Each season she came back better than before, which might sound banal until you look around at how many college careers are anything but steady progressions.
She was always a relentless defender, always a marvel of endurance. She made herself into a distributor with a 2-to-1 assist-to-turnover ratio this season. She made herself into a 40 percent shooter from the field and a 35 percent shooter from the 3-point line this season. The coaches worked with her on her shot, they tweaked her hand placement and talked about tempo, but there wasn't any magic fix. She worked on it until, like her other skills, it was an asset.
"In 36 years of coaching, I've never had a kid that works harder on a day-to-day basis during the offseason than what she does," Littell said. "She's just got great energy, great enthusiasm and emotion for the game. She just comes to work every day."
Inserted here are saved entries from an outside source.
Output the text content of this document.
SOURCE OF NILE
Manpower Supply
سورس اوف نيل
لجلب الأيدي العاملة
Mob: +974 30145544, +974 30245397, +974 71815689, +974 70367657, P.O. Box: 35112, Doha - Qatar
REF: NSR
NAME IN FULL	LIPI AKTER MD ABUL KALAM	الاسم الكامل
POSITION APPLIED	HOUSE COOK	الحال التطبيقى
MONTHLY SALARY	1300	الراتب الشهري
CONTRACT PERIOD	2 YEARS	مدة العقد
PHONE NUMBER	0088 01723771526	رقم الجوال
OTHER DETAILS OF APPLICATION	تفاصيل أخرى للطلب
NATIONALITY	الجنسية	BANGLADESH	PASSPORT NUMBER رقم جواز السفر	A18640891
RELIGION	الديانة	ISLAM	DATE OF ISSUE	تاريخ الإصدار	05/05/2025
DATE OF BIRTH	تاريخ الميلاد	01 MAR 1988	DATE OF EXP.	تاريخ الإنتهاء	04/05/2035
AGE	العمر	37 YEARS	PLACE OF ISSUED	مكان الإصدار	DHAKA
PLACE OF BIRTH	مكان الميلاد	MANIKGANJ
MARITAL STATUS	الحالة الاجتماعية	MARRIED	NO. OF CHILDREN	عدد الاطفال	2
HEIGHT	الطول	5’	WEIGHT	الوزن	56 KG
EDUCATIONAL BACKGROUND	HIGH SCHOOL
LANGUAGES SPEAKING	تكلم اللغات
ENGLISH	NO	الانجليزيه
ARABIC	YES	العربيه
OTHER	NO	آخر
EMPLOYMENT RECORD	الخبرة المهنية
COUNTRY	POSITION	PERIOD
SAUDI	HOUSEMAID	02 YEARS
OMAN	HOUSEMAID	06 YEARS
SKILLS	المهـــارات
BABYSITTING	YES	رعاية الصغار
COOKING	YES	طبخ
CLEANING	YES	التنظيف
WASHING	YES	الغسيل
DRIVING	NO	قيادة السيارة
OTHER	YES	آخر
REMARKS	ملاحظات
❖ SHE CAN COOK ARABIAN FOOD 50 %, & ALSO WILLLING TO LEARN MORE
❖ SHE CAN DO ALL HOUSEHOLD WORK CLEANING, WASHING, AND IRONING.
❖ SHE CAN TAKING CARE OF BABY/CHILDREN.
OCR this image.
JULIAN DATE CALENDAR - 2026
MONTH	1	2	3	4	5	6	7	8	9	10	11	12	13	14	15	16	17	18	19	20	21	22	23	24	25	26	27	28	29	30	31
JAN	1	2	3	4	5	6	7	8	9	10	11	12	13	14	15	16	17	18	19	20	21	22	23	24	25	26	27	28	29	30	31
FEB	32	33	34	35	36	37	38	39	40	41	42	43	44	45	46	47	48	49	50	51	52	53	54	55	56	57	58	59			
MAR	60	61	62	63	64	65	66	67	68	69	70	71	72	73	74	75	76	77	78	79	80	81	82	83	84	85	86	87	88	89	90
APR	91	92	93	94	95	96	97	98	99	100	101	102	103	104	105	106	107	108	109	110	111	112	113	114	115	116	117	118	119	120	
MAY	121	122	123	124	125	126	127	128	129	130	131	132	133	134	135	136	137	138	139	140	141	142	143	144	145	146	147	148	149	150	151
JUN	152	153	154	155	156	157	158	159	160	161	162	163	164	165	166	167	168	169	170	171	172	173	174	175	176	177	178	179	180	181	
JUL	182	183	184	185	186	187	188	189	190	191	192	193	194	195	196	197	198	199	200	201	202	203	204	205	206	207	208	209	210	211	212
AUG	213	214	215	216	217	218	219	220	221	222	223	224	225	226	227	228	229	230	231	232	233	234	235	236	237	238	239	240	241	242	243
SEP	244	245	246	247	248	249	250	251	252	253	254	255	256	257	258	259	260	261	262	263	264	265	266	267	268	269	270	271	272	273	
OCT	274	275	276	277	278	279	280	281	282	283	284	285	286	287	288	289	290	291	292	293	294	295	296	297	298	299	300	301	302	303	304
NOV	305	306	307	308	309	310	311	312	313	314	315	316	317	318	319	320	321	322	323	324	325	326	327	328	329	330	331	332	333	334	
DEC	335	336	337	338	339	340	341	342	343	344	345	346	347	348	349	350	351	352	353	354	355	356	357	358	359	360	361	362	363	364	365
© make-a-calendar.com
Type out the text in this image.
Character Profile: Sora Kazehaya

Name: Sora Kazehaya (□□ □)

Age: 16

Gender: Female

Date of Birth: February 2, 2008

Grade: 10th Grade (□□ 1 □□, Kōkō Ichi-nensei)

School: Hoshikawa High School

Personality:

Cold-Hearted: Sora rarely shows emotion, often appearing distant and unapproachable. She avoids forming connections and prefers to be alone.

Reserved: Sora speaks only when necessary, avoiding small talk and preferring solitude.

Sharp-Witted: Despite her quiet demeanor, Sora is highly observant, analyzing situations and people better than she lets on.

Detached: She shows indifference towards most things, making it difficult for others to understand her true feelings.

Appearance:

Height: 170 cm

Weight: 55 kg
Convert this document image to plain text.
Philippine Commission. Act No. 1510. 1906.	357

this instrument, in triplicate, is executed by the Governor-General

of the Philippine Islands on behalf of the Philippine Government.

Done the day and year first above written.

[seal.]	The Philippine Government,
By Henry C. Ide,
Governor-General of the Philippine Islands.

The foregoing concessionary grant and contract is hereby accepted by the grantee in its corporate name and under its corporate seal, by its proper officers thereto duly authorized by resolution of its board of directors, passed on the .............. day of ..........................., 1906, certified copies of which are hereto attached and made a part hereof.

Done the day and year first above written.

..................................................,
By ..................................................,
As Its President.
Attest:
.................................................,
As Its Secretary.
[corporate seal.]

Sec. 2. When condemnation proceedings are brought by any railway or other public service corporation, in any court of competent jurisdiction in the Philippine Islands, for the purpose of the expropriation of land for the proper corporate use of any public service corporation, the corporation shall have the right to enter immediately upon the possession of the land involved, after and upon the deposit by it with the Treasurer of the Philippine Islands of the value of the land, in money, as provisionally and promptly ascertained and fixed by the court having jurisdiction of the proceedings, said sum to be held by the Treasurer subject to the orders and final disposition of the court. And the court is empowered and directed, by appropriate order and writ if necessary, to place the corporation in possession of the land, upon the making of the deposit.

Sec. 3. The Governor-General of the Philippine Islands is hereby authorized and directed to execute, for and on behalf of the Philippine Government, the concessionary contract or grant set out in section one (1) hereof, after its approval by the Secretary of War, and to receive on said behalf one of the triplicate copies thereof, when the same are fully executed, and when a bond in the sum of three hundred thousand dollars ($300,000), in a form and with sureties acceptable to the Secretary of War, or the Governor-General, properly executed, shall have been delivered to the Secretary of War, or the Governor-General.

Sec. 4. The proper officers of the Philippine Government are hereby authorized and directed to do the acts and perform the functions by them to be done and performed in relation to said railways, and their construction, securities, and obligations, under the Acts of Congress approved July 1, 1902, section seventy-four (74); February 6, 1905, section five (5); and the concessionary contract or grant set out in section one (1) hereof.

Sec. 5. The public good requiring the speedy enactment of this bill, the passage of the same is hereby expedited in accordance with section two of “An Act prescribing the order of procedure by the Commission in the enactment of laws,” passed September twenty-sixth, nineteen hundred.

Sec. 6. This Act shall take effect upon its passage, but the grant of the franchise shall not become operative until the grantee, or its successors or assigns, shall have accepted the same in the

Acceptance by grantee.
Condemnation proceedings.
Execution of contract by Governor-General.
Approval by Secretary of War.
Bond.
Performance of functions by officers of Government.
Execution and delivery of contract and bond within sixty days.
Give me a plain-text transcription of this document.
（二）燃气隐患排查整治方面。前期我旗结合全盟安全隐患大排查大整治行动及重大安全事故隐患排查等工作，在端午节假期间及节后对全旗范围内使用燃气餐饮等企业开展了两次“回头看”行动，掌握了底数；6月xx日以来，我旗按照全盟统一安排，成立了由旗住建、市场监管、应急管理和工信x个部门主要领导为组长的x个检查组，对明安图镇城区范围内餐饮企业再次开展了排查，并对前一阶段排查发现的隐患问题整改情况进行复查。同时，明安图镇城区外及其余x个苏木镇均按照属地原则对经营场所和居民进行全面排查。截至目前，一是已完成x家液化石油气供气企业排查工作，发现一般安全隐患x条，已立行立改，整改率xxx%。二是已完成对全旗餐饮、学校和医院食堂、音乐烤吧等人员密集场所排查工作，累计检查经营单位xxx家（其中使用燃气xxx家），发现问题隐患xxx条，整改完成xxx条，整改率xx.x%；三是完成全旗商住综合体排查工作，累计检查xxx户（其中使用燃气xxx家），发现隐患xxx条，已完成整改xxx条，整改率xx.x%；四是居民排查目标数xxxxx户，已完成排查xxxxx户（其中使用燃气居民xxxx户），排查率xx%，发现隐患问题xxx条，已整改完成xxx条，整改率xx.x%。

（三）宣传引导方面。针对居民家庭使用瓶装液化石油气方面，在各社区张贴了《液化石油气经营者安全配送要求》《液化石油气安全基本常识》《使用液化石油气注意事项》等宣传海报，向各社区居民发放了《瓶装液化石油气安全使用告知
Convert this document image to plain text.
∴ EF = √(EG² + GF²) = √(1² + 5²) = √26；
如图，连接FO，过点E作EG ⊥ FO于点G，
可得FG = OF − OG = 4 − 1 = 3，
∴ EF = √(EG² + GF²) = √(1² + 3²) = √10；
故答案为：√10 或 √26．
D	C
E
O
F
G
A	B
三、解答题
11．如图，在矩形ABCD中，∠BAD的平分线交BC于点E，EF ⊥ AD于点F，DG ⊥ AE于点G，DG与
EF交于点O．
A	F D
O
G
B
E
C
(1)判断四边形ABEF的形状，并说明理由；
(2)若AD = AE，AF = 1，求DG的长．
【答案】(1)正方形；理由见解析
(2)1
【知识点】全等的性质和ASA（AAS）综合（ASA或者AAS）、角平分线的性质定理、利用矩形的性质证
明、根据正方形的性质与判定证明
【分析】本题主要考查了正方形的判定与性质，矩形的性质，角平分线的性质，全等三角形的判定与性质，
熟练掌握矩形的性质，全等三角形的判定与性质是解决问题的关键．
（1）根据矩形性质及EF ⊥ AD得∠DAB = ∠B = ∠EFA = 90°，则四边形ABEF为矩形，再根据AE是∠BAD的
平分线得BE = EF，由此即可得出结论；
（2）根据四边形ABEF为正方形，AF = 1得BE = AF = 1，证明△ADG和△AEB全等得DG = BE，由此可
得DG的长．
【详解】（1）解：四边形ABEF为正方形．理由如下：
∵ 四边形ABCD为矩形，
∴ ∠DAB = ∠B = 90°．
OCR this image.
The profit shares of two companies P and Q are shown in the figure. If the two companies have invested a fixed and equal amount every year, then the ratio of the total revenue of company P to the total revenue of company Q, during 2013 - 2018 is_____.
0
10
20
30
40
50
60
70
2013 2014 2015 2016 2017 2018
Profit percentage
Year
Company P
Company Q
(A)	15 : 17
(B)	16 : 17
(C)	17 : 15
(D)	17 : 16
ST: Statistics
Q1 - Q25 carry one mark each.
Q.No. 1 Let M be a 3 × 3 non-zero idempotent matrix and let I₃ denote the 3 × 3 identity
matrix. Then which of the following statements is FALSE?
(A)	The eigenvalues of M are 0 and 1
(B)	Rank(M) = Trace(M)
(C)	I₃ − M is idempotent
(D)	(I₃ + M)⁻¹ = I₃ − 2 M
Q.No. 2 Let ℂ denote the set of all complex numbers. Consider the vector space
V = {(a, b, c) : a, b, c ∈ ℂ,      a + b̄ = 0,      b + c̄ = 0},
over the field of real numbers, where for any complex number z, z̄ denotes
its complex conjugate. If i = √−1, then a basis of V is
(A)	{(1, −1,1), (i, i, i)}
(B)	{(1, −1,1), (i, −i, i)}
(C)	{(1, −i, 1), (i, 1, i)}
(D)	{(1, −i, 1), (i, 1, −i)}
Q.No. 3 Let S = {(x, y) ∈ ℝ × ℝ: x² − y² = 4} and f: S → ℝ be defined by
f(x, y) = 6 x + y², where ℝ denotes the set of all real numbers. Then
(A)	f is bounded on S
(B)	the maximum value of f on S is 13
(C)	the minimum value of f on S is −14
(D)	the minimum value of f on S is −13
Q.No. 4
For the time being, that means Johnson is an understudy. Ranked among the nation's top 50 recruits by some services, Johnson remains in her own mind a point guard. But with Bias on the court 36 minutes a night, Johnson has had to carve out minutes as a scorer, someone who can take some of the ballhandling pressure off Bias when they are paired together but who has more 3-point attempts than assists to this point.
"Ro understands the game and has a really good feel for the game," Littell said. "She just needs to grow in her work ethic and learn from the one that's ahead of her right now, as far as how you handle your business every day. But her skill set is really good. Her knowledge of the game, her feel and being able to play the game."
And she doesn't have to run in circles with Bias around to offer directions.
"I don't think there's a question I've asked her that she couldn't answer yet," Johnson said.
How do you follow Andrea Riley? Bias had an answer for that, too. She carved out her own place in Oklahoma State basketball history by playing the position her own way, a playmaker right down to facilitating the next transition of power.
"She's the next guard in waiting here," Littell said of Johnson. "It was Andrea Riley, Tiffany Bias and then it's going to come down to Roshunda Johnson."
Point guard Tiffany Bias has made more assists than any player in Oklahoma State women's basketball history. But even when she leaves, she'll leave one assist behind: preparing Roshunda Johnson to carry on the tradition.